The G4/50 Block partly surrounds Ophir’s producing Bualuang oil field and spans a series of Tertiary aged sub-basins in the western Gulf of Thailand. The two well programme will test whether there is a working hydrocarbon system in one of these, the presently undrilled South Western Sub-Basin. The main play risk is considered to be charge, specifically source distribution and maturity.
The Soy Siam Prospect comprises a single fault block which has potentially been charged from both the Bualuang and South Western Sub-Basins. The G4/50-10 well is targeting Miocene sandstones that are the age equivalent of the producing reservoirs in the Bualuang oil field, located 15 km to the north. The Soy Siam Prospect has 25 MMbo of mean prospective resource and a 21% chance of success.
On completion of the G4/50-10 well, the rig will move to drill the Parichat South West (SW) prospect. The Parichat complex is a cluster of four fault blocks located 30 km south of the Bualuang field that have potentially been charged from deeper in the South Western Sub-Basin. Each fault block has multiple stacked, Miocene and Oligocene reservoir targets. The south west fault block is the initial target with a mean prospective resource of 25 MMbo and a 32% chance of success. If successful, the Parichat South East fault block would form an immediate follow on location.

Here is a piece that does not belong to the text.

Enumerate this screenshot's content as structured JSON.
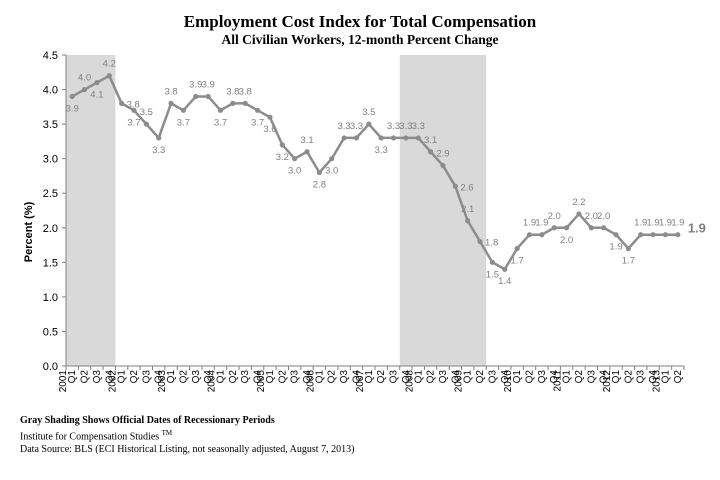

The Emerald Vantage jack up rig will be used for the G4/50 drilling programme. The estimated cost of the two well programme is c. $18 million and it is expected to take approximately 50 days to complete.
There is considerable additional potential in the event of success in either of these wells. Ophir has mapped six further prospects in the South Western Sub-Basin with total mean unrisked resources of 155 MMbo. These prospects and leads are highly interdependent in terms of risk and, in the event of success, there will be substantial de-risking across this play. Ophir has Environmental Impact Assessment approvals in place for a total of 18 drilling locations in the Southern Western Sub-Basin which provides considerable running room in the play. The reduction of both drilling rates and shallow water costs have offset the reduction in oil prices, such that the commercial threshold for a MOPU development in the Gulf of Thailand is 10-15 MMbo at current oil prices.
Commenting on the drilling programme, Nick Cooper, Chief Executive Officer of Ophir, said:
“The Soy Siam and Parichat SW wells represent low cost exploration wells that, at current oil prices, can still deliver attractive risked returns in the event of success. Moreover, as the first well penetrations in the South Western Sub-Basin, these wells have the potential to unlock a considerable drilling inventory and substantial prize. Any discovery could be swiftly developed and potentially repeated. Over the past decade, other operators have created substantial value pursuing similar strategies throughout the Gulf of Thailand. If Ophir encounters success in these first two wells, we would be well placed to replicate this.”